Un frisson discret passa le long de sa colonne vertébrale.
— Et toi, tu ne me désires pas ?
— Je te désire, Cassya. Mais pas comme les autres. Moi, je veux que tu m’appartiennes sans contrat, sans mise, sans calcul. Je veux que tu m’échappes, et que ça me tue.
Elle se mordilla la lèvre, amusée. Intriguée.
— Ton nom ?
— Lazaro.
Puis il raccrocha.
---
Cassya resta là, l’oreille encore chaude de sa voix.
Ce n’était pas un nom qu’elle avait entendu souvent. Lazaro Del Vego. Le prodige silencieux. Fondateur d’un fonds d’investissement qui avait renversé les puissants. Jeune. Richissime. Inaccessible. Elle l’avait déjà repéré, oui. Mais il ne s’était jamais présenté. Jusqu’à maintenant.
Un homme qu’elle n’avait pas conquis. Un homme qui ne rampait pas.
Intéressant.
---
La nuit tombée, elle s’allongea nue sur sa terrasse, observant la mer. Elle se sentait toute-puissante. Chaque étoile, chaque vague, chaque battement de cœur du monde semblait battre pour elle.

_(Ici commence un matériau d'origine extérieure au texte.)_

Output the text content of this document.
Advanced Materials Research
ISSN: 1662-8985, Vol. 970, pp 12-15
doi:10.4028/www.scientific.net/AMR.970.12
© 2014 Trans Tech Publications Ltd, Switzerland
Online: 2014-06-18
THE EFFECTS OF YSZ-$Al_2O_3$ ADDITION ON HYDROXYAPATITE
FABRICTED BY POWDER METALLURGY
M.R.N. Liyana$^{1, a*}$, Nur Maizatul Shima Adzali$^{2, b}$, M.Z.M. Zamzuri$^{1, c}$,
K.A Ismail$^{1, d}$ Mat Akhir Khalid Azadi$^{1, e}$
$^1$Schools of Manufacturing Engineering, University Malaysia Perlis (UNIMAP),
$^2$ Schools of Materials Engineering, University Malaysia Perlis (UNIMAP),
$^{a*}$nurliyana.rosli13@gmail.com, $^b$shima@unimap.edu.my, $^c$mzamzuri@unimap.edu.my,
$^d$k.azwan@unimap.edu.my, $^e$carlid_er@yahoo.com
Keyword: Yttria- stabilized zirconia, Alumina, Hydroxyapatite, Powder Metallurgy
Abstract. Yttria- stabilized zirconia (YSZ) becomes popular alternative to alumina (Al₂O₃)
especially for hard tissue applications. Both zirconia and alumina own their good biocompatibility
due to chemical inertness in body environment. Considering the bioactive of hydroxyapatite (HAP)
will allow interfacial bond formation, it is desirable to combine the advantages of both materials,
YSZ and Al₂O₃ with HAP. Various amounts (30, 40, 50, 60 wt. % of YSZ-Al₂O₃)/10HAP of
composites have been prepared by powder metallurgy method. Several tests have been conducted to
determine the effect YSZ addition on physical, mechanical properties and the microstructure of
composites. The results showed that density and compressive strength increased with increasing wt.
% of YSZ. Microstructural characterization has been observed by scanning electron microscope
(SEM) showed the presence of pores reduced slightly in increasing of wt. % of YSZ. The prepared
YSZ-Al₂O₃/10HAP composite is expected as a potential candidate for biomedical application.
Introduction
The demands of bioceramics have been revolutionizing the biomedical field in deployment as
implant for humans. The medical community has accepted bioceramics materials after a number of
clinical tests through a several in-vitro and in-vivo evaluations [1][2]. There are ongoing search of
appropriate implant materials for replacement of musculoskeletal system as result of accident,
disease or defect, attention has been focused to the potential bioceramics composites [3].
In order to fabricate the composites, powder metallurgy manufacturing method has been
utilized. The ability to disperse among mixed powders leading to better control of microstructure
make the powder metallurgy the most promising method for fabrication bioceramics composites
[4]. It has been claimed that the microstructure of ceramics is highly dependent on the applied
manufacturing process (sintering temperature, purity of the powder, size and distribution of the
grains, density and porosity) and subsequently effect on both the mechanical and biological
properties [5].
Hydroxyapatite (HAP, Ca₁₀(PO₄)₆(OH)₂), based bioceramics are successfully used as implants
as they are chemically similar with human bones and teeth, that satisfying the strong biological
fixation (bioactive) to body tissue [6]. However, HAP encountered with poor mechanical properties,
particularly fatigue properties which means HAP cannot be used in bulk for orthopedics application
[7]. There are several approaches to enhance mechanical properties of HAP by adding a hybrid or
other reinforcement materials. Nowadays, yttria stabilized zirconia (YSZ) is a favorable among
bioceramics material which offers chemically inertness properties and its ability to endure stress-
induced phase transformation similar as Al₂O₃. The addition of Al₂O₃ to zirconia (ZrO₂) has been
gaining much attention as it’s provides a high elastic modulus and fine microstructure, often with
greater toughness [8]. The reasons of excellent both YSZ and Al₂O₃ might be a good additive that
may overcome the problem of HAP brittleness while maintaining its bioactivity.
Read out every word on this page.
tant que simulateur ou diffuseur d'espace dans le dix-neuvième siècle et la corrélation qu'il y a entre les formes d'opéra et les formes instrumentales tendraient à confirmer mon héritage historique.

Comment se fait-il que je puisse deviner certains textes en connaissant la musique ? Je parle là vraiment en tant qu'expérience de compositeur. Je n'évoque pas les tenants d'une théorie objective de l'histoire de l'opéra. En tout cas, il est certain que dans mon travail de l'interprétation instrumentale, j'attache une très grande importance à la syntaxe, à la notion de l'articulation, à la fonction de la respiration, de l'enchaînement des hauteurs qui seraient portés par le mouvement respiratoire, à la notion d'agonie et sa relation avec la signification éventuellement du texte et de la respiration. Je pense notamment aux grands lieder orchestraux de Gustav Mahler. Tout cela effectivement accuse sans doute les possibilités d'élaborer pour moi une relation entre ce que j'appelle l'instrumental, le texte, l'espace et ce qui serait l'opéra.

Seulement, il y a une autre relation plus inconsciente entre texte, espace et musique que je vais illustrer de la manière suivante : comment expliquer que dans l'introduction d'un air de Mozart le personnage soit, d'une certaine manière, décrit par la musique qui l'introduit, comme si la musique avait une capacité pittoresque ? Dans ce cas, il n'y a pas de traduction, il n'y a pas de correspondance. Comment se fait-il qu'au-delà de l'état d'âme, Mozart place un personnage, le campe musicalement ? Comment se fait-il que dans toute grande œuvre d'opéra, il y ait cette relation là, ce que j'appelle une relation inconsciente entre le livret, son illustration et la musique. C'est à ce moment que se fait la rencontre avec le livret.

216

Mais au fond, dans un repli secret de son âme, quelque chose s’agita. Un battement inconnu. Un éclat fragile.
Pas de peur.
Mais… une envie de chute.
---
Elle se releva. Retourna dans sa chambre. Ouvrit son coffre-fort.
Sortit son carnet.
Et écrivit :
> Nuit : refusée à Giuseppe — proposition : 5M€ + villa + bague
Motif : trop prévisible. Pas de défi. Aucun vertige.
Réflexion : Il est temps de faire du sexe un empire. Une guerre. Une religion.
Objectif : Les enchères commencent bientôt.